Ogni tanto capita che i designer di moda abbiamo bisogno di un attimo di riflessione e si fermano a pensare al significato del proprio lavoro. Volendo dimenticare che fanno parte di un ingranaggio talmente grande e difficile da fermare, alcuni fanno grandi rinunce, come quella di Azzedine Alaïa che due anni fa rifiutò la nomina offertagli a capo della Couture di Christian Dior per continuare a fare del proprio marchio l’emanazione autentica della sua personalità.

Altri, più semplicemente, affidano a qualche intervista, meno superficiale di quelle dove si parla degli abiti, il punto fermo che gli permette di non finire stritolati dall’ingranaggio del quale fanno parte. Nicolas Ghesquière, che un anno fa è arrivato alla direzione creativa di Louis Vuitton, ha sentito il bisogno di ricapitolare il pensiero sul suo lavoro in una lunga intervista al quotidiano Women’s Wear Daily. Un colloquio che qualche psicanalista definirebbe rassicurante per se stesso e che, però, contiene alcuni passaggi di aiuto anche per gli altri colleghi, soprattutto per quelli giovani.

Senza compromettere la sua posizione da Vuitton, Ghesquière lancia subito un avvertimento contro l’idea che molti, sia tra le aziende sia tra gli operatori dell’informazione, hanno del rispetto del famigerato DNA del marchio, vissuto come l’unico elemento che, negli anni, ha portato alla costruzione di quei «grandi classici» che il mondo identifica con il marchio stesso. «Molti dimenticano che, quando sono nati, quei grandi classici erano innovativi e hanno scioccato molte persone che erano abituate ai grandi classici precedenti.

La sfida di ogni designer è inventare delle cose che vincano la sfida del tempo», dice Ghesquière, presupponendo che il tempo, quindi, non sia immobile e che il dna sia il contrario dell’innovazione. Ma il designer, che nei 15 anni da Balenciaga ha dimostrato di saper lavorare senza copiare gli archivi, tocca anche i nervi scoperti di un momento che vede la creatività in letargo, attribuendo il lungo sonno dell’innovazione al fatto che il settore «è entrato in un ciclo troppo aziendale» in cui si pretende che «i designer conoscano la psiche dei Ceo» e non il contrario.

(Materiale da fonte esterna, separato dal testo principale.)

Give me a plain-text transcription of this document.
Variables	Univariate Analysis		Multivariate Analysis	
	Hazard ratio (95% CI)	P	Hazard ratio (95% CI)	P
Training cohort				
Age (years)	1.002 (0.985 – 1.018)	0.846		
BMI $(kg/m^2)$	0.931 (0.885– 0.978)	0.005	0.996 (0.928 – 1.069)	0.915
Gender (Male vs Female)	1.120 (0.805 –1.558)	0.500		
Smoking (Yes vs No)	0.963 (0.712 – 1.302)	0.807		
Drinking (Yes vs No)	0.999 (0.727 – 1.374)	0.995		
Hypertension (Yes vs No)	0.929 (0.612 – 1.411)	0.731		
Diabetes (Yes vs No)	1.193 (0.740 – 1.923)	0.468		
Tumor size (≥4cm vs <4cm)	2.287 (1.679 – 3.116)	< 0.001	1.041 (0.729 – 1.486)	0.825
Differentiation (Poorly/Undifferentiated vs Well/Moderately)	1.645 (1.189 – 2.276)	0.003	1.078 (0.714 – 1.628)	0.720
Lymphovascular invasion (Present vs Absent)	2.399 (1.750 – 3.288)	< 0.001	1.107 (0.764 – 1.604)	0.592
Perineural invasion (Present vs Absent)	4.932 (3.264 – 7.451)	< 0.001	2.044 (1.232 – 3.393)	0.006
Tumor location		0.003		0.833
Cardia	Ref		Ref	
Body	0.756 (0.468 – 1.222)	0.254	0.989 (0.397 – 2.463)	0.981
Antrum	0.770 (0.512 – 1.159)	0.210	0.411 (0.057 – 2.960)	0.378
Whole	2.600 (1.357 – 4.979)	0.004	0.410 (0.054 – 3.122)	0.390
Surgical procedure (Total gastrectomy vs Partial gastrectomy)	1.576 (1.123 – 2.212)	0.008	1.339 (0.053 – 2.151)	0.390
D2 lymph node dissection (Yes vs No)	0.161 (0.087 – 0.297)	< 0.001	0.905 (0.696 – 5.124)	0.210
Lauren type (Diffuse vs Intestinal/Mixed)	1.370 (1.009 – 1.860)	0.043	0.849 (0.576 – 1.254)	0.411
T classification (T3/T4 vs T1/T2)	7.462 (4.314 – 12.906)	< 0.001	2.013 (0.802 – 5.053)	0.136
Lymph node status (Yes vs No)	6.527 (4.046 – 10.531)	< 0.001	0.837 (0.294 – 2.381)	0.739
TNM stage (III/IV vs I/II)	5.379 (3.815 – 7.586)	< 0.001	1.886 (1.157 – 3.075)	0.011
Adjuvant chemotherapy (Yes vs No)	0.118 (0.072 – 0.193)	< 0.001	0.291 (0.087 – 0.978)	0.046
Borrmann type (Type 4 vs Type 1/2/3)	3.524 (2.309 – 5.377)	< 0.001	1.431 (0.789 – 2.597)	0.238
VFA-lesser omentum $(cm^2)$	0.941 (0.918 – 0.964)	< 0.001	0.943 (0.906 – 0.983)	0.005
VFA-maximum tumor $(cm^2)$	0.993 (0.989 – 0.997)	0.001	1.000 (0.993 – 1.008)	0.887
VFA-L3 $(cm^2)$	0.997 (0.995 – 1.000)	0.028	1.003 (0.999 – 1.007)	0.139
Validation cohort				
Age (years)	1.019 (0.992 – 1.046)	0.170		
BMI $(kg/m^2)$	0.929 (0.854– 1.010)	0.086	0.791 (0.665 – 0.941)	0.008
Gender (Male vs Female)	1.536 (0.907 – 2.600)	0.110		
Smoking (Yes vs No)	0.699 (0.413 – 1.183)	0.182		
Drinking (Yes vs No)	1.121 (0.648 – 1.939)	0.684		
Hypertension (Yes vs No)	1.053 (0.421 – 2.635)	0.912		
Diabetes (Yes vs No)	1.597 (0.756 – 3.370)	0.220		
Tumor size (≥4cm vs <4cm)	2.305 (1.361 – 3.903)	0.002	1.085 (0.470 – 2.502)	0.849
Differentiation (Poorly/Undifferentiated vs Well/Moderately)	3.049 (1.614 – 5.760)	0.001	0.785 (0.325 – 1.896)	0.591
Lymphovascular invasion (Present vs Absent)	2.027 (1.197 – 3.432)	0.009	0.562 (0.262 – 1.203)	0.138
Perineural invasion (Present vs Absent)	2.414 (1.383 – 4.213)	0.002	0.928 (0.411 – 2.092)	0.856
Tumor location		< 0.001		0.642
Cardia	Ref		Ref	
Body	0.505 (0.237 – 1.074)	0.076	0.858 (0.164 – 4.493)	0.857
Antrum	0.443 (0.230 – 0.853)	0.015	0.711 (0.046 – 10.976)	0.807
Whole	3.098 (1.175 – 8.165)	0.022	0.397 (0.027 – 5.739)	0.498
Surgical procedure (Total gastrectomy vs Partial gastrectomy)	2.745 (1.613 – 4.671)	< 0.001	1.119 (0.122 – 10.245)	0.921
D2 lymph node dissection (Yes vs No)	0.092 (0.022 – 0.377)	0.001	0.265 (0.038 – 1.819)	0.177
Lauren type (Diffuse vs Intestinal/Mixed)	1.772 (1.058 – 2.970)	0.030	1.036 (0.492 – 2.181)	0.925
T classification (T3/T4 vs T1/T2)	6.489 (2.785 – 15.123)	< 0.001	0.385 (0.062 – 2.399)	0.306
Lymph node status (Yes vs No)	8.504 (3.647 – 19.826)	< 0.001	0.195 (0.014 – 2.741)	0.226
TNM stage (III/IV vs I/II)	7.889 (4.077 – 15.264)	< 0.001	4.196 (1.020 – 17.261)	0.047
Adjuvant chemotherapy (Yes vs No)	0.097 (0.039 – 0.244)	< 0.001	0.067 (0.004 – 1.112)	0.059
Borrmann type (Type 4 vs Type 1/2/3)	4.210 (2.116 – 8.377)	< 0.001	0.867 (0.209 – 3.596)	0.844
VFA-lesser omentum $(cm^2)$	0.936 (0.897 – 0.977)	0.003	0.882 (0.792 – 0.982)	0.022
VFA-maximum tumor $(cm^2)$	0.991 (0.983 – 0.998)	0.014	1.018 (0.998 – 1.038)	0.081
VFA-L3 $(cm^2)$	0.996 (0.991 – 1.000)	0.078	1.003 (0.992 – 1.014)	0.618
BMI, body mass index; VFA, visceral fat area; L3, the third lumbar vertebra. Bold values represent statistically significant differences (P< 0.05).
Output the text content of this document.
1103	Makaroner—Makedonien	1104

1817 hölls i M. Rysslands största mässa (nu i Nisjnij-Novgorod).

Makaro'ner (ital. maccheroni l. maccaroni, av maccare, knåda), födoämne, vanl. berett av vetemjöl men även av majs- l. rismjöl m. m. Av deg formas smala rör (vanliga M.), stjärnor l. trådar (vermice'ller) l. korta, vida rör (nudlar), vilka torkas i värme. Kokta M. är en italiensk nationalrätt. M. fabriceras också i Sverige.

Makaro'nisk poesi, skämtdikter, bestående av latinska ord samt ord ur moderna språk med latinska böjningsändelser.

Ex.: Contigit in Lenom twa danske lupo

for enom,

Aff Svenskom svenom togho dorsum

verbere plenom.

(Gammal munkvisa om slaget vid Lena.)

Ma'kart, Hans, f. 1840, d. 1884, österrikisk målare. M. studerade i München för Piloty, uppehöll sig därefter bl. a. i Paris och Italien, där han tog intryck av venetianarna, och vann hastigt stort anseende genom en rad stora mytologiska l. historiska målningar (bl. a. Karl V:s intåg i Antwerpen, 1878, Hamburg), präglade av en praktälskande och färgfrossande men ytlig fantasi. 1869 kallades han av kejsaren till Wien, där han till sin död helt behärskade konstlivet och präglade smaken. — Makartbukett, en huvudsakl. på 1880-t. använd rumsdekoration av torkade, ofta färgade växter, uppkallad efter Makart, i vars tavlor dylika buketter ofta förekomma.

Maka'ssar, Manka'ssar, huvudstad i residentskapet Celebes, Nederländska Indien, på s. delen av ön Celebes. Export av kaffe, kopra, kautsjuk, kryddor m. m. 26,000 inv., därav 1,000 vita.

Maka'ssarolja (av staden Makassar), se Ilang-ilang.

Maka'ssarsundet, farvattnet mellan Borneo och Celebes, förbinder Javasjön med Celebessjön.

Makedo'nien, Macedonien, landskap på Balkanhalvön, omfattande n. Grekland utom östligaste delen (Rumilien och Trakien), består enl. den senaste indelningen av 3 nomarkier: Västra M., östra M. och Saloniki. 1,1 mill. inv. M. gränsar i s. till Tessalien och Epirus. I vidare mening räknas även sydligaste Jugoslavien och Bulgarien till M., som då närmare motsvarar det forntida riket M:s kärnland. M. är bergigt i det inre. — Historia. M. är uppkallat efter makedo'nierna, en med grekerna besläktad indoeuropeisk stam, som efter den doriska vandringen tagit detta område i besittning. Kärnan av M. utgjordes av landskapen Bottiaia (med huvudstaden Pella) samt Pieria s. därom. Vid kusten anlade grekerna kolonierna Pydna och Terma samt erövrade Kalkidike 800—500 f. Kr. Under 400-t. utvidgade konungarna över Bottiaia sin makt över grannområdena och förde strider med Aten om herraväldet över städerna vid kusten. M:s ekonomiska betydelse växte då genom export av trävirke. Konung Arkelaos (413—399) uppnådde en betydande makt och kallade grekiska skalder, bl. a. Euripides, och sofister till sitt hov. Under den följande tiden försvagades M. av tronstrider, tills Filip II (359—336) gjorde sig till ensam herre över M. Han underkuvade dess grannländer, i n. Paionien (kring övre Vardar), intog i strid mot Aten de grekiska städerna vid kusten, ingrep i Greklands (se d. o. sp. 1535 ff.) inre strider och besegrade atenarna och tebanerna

Considerato a 41 anni uno degli stilisti più influenti al mondo, Ghesquière indica negli anni 80, con Thierry Mugler, Claude Montana e Jean Paul Gaultier, gli anni dell’innovazione continua e in Rei Kawakubo e Azzedine Alaïa i soli veri innovatori dei nostri giorni e i sopravvissuti di una stagione che non sarà irripetibile se si saprà trovare la forza «nella fedeltà a se stessi». A patto che si abbia talento e il coraggio di esprimerlo.

La situazione della moda di oggi non è nuova. Poco prima di morire nel 1971, Coco Chanel vedeva la situazione un po’ compromessa e indicò in Yves Saint Laurent l’unico che avrebbe salvato la moda dalla dissoluzione. E aveva ragione. Ma più che un’evoluzione, Saint Laurent fece una rivoluzione, dimostrando che per mostrare il proprio talento occorre avere molto coraggio.